ToiletPride staff working with local entrepreneurs

ToiletPride

Toiletpride addresses Nigeria’s sanitation challenges by tackling open defecation, affecting 48 million people as per a 2021 WASH report. Their strategy involves resolving two primary issues: the lack of access to toilets and a low demand for their construction. The organization’s initiative, the Accelerating Access to Rural Sanitation in Nigeria Project (AATRISAN), employs a market-facilitation model. It supports businesses in providing affordable, quality toilets through marketing, direct sales, and credit access. Simultaneously, Toiletpride runs behavior change campaigns via events, school programs, and direct communication to promote toilet use within communities.

SOSO Care member collecting plastic bottles

SOSO Care

SOSO Care is an insuretech social enterprise on a mission like no other. They’re turning recyclable garbage into a financial lifeline, making micro health insurance accessible to millions of uninsured Nigerians living in underserved areas, including pregnant women and children. The way it works is that local community members can collect recyclable waste such as glass and plastic bottles, and drop them off at specific SOSO Care locations. Partner agents then sell the collected waste to recycling companies and turn the earnings into a health fund that covers the modest $1 monthly individual health insurance premium offered by SOSO Care.‍

Kiddies and Brands founder, Nneka Osili teaching children proper hand washing

Kiddies and Brands

Kiddies and Brands is on a mission to transform hand-washing into a vibrant, memorable adventure for primary school students. Knowing that habits are formed at an early age, the team makes use of a range of methods to teach children how to practice proper hygiene. From classic storytelling approaches that play on the emotions, to interactive UV-light demonstrations that bring a “wow factor”, Kiddies and Brands transforms the everyday activity of hygiene and sanitation into a source of fun and imagination.
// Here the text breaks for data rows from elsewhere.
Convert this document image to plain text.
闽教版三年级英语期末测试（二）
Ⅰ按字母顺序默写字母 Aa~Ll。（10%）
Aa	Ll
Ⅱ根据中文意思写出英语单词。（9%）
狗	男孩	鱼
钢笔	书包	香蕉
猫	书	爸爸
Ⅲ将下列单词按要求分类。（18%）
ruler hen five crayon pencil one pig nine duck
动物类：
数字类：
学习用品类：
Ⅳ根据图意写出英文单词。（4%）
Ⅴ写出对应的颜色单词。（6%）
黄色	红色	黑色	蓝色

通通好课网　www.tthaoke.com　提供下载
Having written and supplied over 100,000 copies of hand washing and oral hygiene storybooks, the team is committed to pursuing their mission of establishing proper handwashing techniques to 300 primary schools in the Lagos state of Nigeria.

‍The Fight for Access Accelerator is in line with Reckitt’s belief that access to high-quality health, hygiene and nutrition is not a privilege but a universal human right. Reckitt has partnered with Yunus Social Business to catalyse innovative social enterprises that offer solutions in WASH to parts of the world that need it the most.

Fight for Access Numbers in Nigeria So Far

Reckitt received a total of 238 applications and filtered 88 applications. 28 interviews were conducted, and 15 organizations, of which 27% are female-led, were shortlisted after the application window. 70 entrepreneurs were contacted directly, and over 50+ sourcing partner services were engaged.

We have had 2 boot camps involving 6 social businesses and 3 Reckitt brands so far.